Except for the snap of the fire and the inconstant swirl of the brassy music, the room fell quiet. But at last, and with deadly intent, Ying Ko spoke:
“And I promise you . . . that I will bury them beside you.”
In need of a shave and framed by disheveled black hair that fell dully to the tops of broad shoulders, the face that leaned forward into the light had the pale and haggard look of opium addiction. But Ying Ko had a Western face, not more than thirty years in the making, at once captivating and frightening to behold.
Ying Ko directed a casual gesture to his long-haired henchman, and Li Peng immediately felt a hand vice itself on the back of his neck. In the same instant, a glint of firelight off the double-edged blade of the henchman’s knife caught his swollen left eye. With the practiced elegance of a trained fighter, Li Peng sent an elbow backward into the Tibetan’s solar plexus, even as his right hand was reaching out for the knife. Attempting to come around Li Peng’s left side, the guard stepped directly into his captive’s backhand and was spun ninety degrees, falling face first to the floor. At the same time, Li Peng—the long knife firmly in hand now—reached out for Wu.

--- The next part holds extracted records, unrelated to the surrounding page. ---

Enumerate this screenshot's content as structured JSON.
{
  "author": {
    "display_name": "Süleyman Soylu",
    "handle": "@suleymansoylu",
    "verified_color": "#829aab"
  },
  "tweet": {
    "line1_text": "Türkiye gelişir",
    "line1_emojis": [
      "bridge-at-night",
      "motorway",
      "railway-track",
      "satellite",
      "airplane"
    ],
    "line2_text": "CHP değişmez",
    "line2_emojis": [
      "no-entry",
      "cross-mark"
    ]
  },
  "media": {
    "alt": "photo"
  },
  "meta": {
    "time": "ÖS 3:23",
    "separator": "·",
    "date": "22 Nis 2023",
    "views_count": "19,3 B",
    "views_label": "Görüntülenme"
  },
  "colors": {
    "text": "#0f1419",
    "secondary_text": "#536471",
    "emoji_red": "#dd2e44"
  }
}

The struggle had lasted only a moment, but Li Peng suddenly had the knife to Wu’s throat and was using him as a shield. Revolvers had flashed into view from the waist sashes of Ying Ko’s flankers, but neither gunman was positioned for a clear shot. Li Peng could see the prostitutes only peripherally, but their murmurings told him he had their attention.
“I wish only to leave,” he announced, his voice raspy with apprehension. “Let me leave.”
For emphasis, he pressed the blade to Wu’s throat. The old man’s palsied hands were clamped on Li Peng’s knife hand, though his elbows continued to support the ledger. Throughout, Wu had found amusement in Li Peng’s threats—smiling and bobbing his eyebrows—but no longer; Li Peng could hear and feel Wu’s labored breathing.
Ying Ko himself had come to his feet. A wool blanket that had covered his lap fell to the floor as he edged around the table and advanced on the stairs. Muscular and over six feet tall, he was barefoot and dressed in a richly embroidered black silk tunic and trousers. His assassins kept their weapons raised but remained where they were. The guard was still facedown on the floor, more, Li Peng surmised, out of humiliation than the force of his backhand.
“I’ll cut Wu’s throat,” he warned. “He’s your friend, Ying Ko, your right hand. Even you wouldn’t chance seeing him killed.”